I could scratch my head until I hit grey matter and I still wouldn't understand this one. James Bopp Jr., a lawyer with a history of challenging campaign finance limits, has filed suit alleging that New York City's new limits on donations from industries that do business with the city is discriminatory against...minority candidates. Points for creativity, Mr. Bopp, but the logic leaves something to be desired.
The suit -- backed conveniently enough by business interests -- claims that minority candidates depend on business interests more for money because their base of voters tends to have less money to donate to campaigns.

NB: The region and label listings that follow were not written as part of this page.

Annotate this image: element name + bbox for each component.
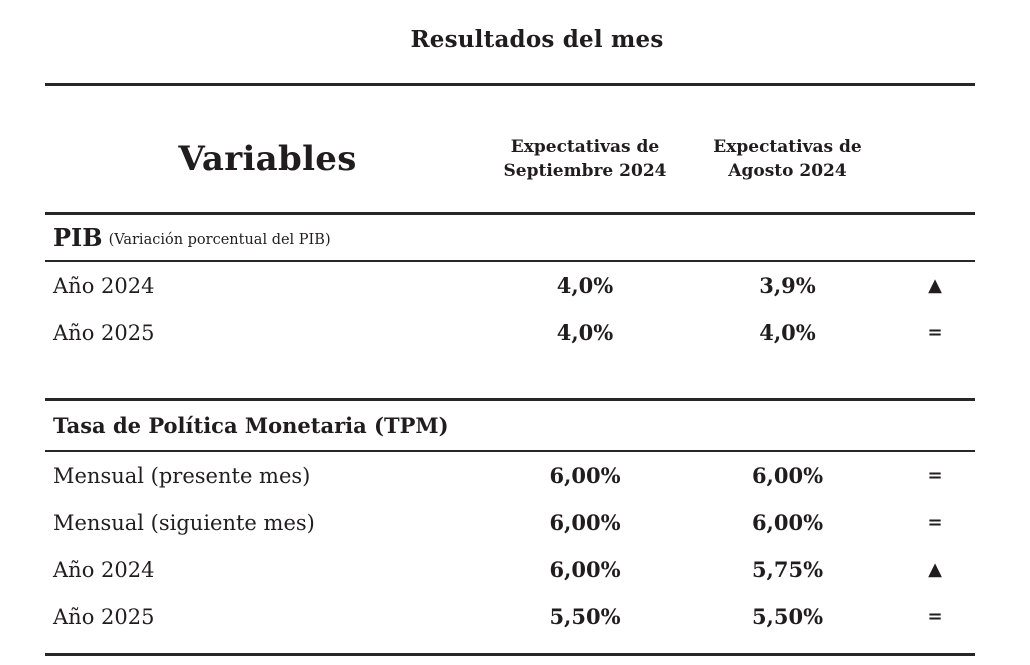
- column-header-september: Expectativas de Septiembre 2024: [490, 135, 680, 183]
- august-value: 6,00%: [751, 463, 824, 488]
- row-label: Año 2025: [53, 604, 155, 629]
- change-equal-icon: =: [927, 322, 943, 343]
- table-row-tpm-present: Mensual (presente mes) 6,00% 6,00% =: [45, 452, 975, 499]
- section-gap: [45, 356, 975, 398]
- row-label: Año 2024: [53, 557, 155, 582]
- pib-section-divider: [45, 260, 975, 262]
- august-value: 4,0%: [759, 320, 816, 345]
- september-value: 4,0%: [556, 320, 614, 345]
- september-value: 4,0%: [556, 273, 614, 298]
- change-equal-icon: =: [927, 606, 943, 627]
- title-divider: [45, 83, 975, 86]
- change-equal-icon: =: [927, 512, 943, 533]
- september-value: 6,00%: [549, 463, 621, 488]
- august-value: 6,00%: [751, 510, 824, 535]
- section-header-tpm: Tasa de Política Monetaria (TPM): [45, 401, 975, 450]
- table-row-tpm-next: Mensual (siguiente mes) 6,00% 6,00% =: [45, 499, 975, 546]
- tpm-section-divider: [45, 450, 975, 452]
- bottom-gap: [45, 640, 975, 653]
- column-header-september-line1: Expectativas de: [510, 137, 660, 157]
- report-sheet: Resultados del mes Variables Expectativa…: [45, 0, 975, 656]
- section-title-pib: PIB: [53, 223, 103, 252]
- bottom-divider: [45, 653, 975, 656]
- september-value: 6,00%: [549, 557, 621, 582]
- table-row-pib-2025: Año 2025 4,0% 4,0% =: [45, 309, 975, 356]
- page-title: Resultados del mes: [410, 26, 664, 53]
- column-header-august-line1: Expectativas de: [713, 137, 862, 157]
- september-value: 6,00%: [549, 510, 621, 535]
- column-header-september-line2: Septiembre 2024: [503, 161, 667, 181]
- column-header-august-line2: Agosto 2024: [728, 161, 847, 181]
- section-title-tpm: Tasa de Política Monetaria (TPM): [53, 413, 449, 438]
- august-value: 5,50%: [751, 604, 824, 629]
- table-row-tpm-2024: Año 2024 6,00% 5,75% ▲: [45, 546, 975, 593]
- table-row-pib-2024: Año 2024 4,0% 3,9% ▲: [45, 262, 975, 309]
- row-label: Año 2024: [53, 273, 155, 298]
- row-label: Mensual (siguiente mes): [53, 510, 315, 535]
- august-value: 5,75%: [751, 557, 824, 582]
- change-up-icon: ▲: [928, 275, 942, 296]
- row-label: Año 2025: [53, 320, 155, 345]
- column-header-august: Expectativas de Agosto 2024: [680, 135, 895, 183]
- change-up-icon: ▲: [928, 559, 942, 580]
- header-divider: [45, 212, 975, 215]
- tpm-top-divider: [45, 398, 975, 401]
- column-header-variables: Variables: [178, 139, 357, 179]
- row-label: Mensual (presente mes): [53, 463, 311, 488]
- august-value: 3,9%: [759, 273, 816, 298]
- change-equal-icon: =: [927, 465, 943, 486]
- september-value: 5,50%: [549, 604, 621, 629]
- section-header-pib: PIB (Variación porcentual del PIB): [45, 215, 975, 260]
- table-row-tpm-2025: Año 2025 5,50% 5,50% =: [45, 593, 975, 640]
- table-header-row: Variables Expectativas de Septiembre 202…: [45, 86, 975, 212]
- section-subtitle-pib: (Variación porcentual del PIB): [108, 231, 331, 248]
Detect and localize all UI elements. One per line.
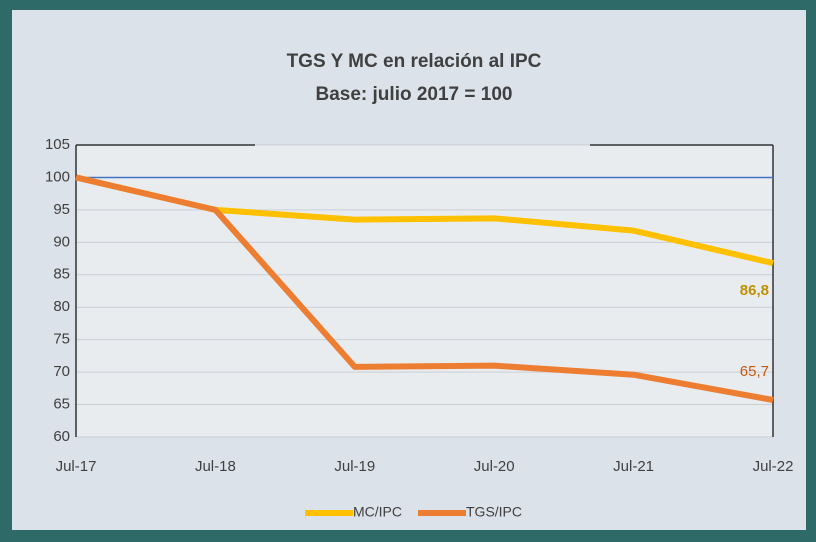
y-tick-label: 105 <box>45 136 70 153</box>
y-tick-label: 95 <box>53 201 70 218</box>
x-tick-label: Jul-20 <box>474 458 515 475</box>
series-line <box>75 174 774 403</box>
x-tick-label: Jul-17 <box>56 458 97 475</box>
x-tick-label: Jul-18 <box>195 458 236 475</box>
y-tick-label: 60 <box>53 428 70 445</box>
y-tick-label: 85 <box>53 266 70 283</box>
y-tick-label: 80 <box>53 298 70 315</box>
x-tick-label: Jul-19 <box>334 458 375 475</box>
y-tick-label: 65 <box>53 396 70 413</box>
y-tick-label: 100 <box>45 168 70 185</box>
y-tick-label: 70 <box>53 363 70 380</box>
legend-label: MC/IPC <box>353 504 402 520</box>
legend-label: TGS/IPC <box>466 504 522 520</box>
data-label: 65,7 <box>740 363 769 380</box>
data-label: 86,8 <box>740 282 769 299</box>
chart-subtitle: Base: julio 2017 = 100 <box>316 84 513 105</box>
y-tick-label: 90 <box>53 233 70 250</box>
x-tick-label: Jul-21 <box>613 458 654 475</box>
plot-area <box>76 145 773 437</box>
chart-title: TGS Y MC en relación al IPC <box>287 51 542 72</box>
y-tick-label: 75 <box>53 331 70 348</box>
x-tick-label: Jul-22 <box>753 458 794 475</box>
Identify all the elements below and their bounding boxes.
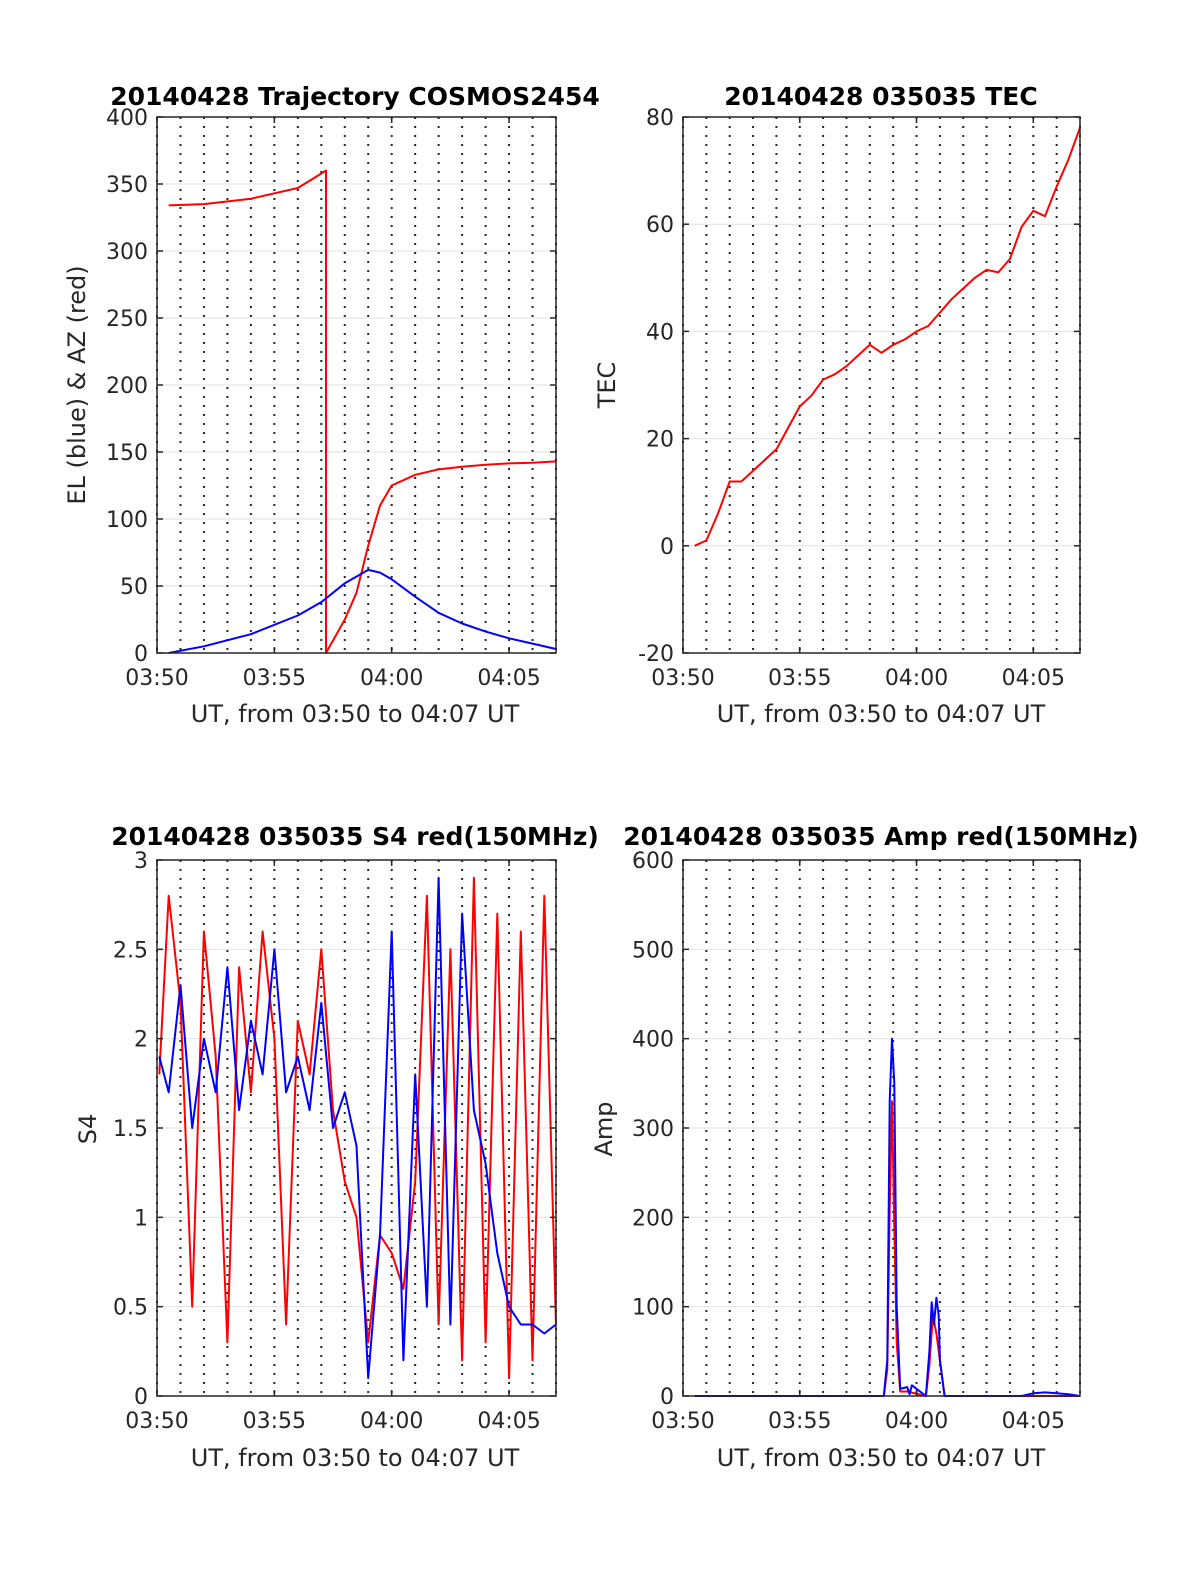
amp-y-tick-label: 300 — [632, 1117, 674, 1142]
trajectory-x-tick-label: 04:00 — [360, 666, 423, 691]
tec-x-tick-label: 04:05 — [1002, 666, 1065, 691]
trajectory-y-tick-label: 150 — [106, 441, 148, 466]
trajectory-y-label: EL (blue) & AZ (red) — [63, 265, 91, 504]
tec-y-label: TEC — [593, 362, 621, 410]
amp-y-tick-label: 500 — [632, 938, 674, 963]
trajectory-y-tick-label: 350 — [106, 173, 148, 198]
amp-y-tick-label: 600 — [632, 849, 674, 874]
tec-panel: 20140428 035035 TEC UT, from 03:50 to 04… — [593, 82, 1081, 728]
s4-y-tick-label: 2 — [134, 1028, 148, 1053]
amp-x-tick-label: 03:55 — [768, 1409, 831, 1434]
trajectory-y-tick-label: 0 — [134, 642, 148, 667]
amp-y-label: Amp — [590, 1101, 618, 1156]
amp-x-label: UT, from 03:50 to 04:07 UT — [717, 1444, 1046, 1472]
trajectory-x-tick-label: 03:50 — [125, 666, 188, 691]
s4-y-tick-label: 1 — [134, 1206, 148, 1231]
s4-x-tick-label: 03:50 — [125, 1409, 188, 1434]
tec-y-tick-label: 20 — [646, 428, 674, 453]
tec-y-tick-label: -20 — [638, 642, 674, 667]
tec-x-tick-label: 03:55 — [768, 666, 831, 691]
amp-y-tick-label: 0 — [660, 1385, 674, 1410]
s4-y-tick-label: 1.5 — [113, 1117, 148, 1142]
tec-y-tick-label: 40 — [646, 320, 674, 345]
s4-x-tick-label: 04:00 — [360, 1409, 423, 1434]
trajectory-series-red — [168, 169, 557, 654]
s4-y-tick-label: 2.5 — [113, 938, 148, 963]
s4-series-blue — [158, 876, 557, 1380]
trajectory-x-tick-label: 04:05 — [477, 666, 540, 691]
tec-x-tick-label: 03:50 — [651, 666, 714, 691]
tec-y-tick-label: 80 — [646, 106, 674, 131]
s4-panel: 20140428 035035 S4 red(150MHz) UT, from … — [74, 822, 599, 1472]
amp-title: 20140428 035035 Amp red(150MHz) — [623, 822, 1139, 851]
amp-y-tick-label: 100 — [632, 1296, 674, 1321]
tec-series-red — [694, 127, 1081, 547]
trajectory-y-tick-label: 200 — [106, 374, 148, 399]
trajectory-panel: 20140428 Trajectory COSMOS2454 UT, from … — [63, 82, 600, 728]
s4-y-tick-label: 3 — [134, 849, 148, 874]
trajectory-y-tick-label: 50 — [120, 575, 148, 600]
tec-x-label: UT, from 03:50 to 04:07 UT — [717, 700, 1046, 728]
amp-y-tick-label: 400 — [632, 1028, 674, 1053]
s4-y-tick-label: 0.5 — [113, 1296, 148, 1321]
s4-title: 20140428 035035 S4 red(150MHz) — [111, 822, 599, 851]
trajectory-y-tick-label: 250 — [106, 307, 148, 332]
amp-y-tick-label: 200 — [632, 1206, 674, 1231]
trajectory-y-tick-label: 300 — [106, 240, 148, 265]
s4-y-label: S4 — [74, 1114, 102, 1145]
trajectory-series-blue — [168, 568, 557, 654]
s4-x-tick-label: 04:05 — [477, 1409, 540, 1434]
tec-x-tick-label: 04:00 — [885, 666, 948, 691]
amp-panel: 20140428 035035 Amp red(150MHz) UT, from… — [590, 822, 1139, 1472]
tec-y-tick-label: 60 — [646, 213, 674, 238]
amp-x-tick-label: 04:05 — [1002, 1409, 1065, 1434]
tec-y-tick-label: 0 — [660, 535, 674, 560]
tec-title: 20140428 035035 TEC — [724, 82, 1037, 111]
s4-y-tick-label: 0 — [134, 1385, 148, 1410]
trajectory-x-tick-label: 03:55 — [243, 666, 306, 691]
trajectory-title: 20140428 Trajectory COSMOS2454 — [110, 82, 600, 111]
trajectory-y-tick-label: 100 — [106, 508, 148, 533]
trajectory-x-label: UT, from 03:50 to 04:07 UT — [191, 700, 520, 728]
trajectory-y-tick-label: 400 — [106, 106, 148, 131]
s4-x-tick-label: 03:55 — [243, 1409, 306, 1434]
amp-x-tick-label: 03:50 — [651, 1409, 714, 1434]
s4-x-label: UT, from 03:50 to 04:07 UT — [191, 1444, 520, 1472]
tec-axes-frame — [682, 116, 1081, 654]
amp-x-tick-label: 04:00 — [885, 1409, 948, 1434]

Wait, so the way to even up the wild disparity between white and non-white candidates being able to mount competitive campaigns for office is to concentrate even more power in the hands of wealthy business interests?
Richard Briffault, a law professor at Columbia University and an expert on campaign finance law, said the lawsuit appeared to be a “stretch,” particularly the aspects claiming racial discrimination.
“It’s going to affect everybody,” Mr. Briffault said. “There’s no evidence that Hispanics or African-American candidates are particularly dependent on lobbyist donations than white candidates.”
If Mr. Bopp and his suit-mates were genuinely concerned about leveling the campaign finance playing field for minority candidates and other groups who have traditionally been shut out by the private campaign financing system they would back Clean Elections programs at the city and state level in New York. Clean Elections, which allow candidates to collect small dollar contributions to qualify for a public grant to run their campaign, put power back in the hands of small donors and reward candidates based on their public support -- not their financial backing.